Une seule tasse de café ou 100-200 mg de caféine d'une source fiable est une limite raisonnable. Évitez complètement les poudres pré-entraînement ; elles contiennent souvent des doses et des combinaisons de stimulants inappropriées pour les adolescents.
Ma fille qui court est toujours fatiguée, doit-elle prendre du fer ?
Pas avant un test. Les athlètes féminines d'endurance sont à haut risque de carence en fer, mais l'auto-dosage de fer sans test de ferritine peut masquer d'autres problèmes et provoquer des effets secondaires gastro-intestinaux. Demandez à son médecin un test de ferritine et un bilan complet du fer.
Qu'en est-il des "boosters de testostérone" naturels ?
Il n'existe aucune preuve significative que le tribulus, l'acide D-aspartique, le fenugrec ou des composés similaires augmentent la testostérone chez les jeunes hommes en bonne santé, dont le taux est déjà à son maximum naturel. Ils gaspillent de l'argent au mieux et peuvent être contaminés par de réels androgènes au pire.

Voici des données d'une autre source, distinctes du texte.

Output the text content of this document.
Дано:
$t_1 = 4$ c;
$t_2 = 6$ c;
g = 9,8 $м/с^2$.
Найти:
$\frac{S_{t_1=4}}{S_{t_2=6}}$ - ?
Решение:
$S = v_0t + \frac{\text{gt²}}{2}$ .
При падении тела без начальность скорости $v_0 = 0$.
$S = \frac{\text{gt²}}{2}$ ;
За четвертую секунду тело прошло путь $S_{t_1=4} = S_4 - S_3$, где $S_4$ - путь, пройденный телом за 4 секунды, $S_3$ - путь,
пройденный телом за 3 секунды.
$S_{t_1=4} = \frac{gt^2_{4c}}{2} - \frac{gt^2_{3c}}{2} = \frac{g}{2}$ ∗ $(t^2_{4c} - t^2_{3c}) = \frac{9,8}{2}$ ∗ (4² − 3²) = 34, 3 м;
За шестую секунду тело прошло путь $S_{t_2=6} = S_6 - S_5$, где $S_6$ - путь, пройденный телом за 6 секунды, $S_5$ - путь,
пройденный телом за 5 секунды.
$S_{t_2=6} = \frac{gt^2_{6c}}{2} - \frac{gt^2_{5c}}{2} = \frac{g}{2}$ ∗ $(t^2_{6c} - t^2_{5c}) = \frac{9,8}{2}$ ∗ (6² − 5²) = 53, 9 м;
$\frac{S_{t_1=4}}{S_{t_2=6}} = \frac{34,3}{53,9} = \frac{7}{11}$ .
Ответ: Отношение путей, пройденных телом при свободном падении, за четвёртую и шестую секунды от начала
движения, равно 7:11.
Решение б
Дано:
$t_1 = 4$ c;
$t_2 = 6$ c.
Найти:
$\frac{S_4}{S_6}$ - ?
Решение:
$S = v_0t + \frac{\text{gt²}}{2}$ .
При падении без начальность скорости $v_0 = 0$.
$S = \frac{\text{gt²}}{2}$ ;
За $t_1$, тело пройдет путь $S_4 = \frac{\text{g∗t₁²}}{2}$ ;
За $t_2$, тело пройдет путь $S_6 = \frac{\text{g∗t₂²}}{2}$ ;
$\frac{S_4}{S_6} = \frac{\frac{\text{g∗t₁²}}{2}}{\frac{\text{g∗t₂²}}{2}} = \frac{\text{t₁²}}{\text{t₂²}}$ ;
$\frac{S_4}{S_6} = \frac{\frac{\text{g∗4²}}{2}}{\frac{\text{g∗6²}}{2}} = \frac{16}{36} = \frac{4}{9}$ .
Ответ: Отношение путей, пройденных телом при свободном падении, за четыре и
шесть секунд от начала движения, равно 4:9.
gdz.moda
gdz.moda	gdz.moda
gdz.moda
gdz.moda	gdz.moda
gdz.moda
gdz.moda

Comment éviter un test de dépistage positif à cause d'un supplément contaminé ?
Utilisez uniquement des produits NSF Certified for Sport ou Informed Sport. Tenez un registre des produits et des numéros de lot. Évitez les mélanges propriétaires et tout ce qui est acheté chez des vendeurs en ligne non vérifiés. En cas de doute, consultez l'organisme de réglementation de l'athlète pour ses conseils sur les suppléments approuvés.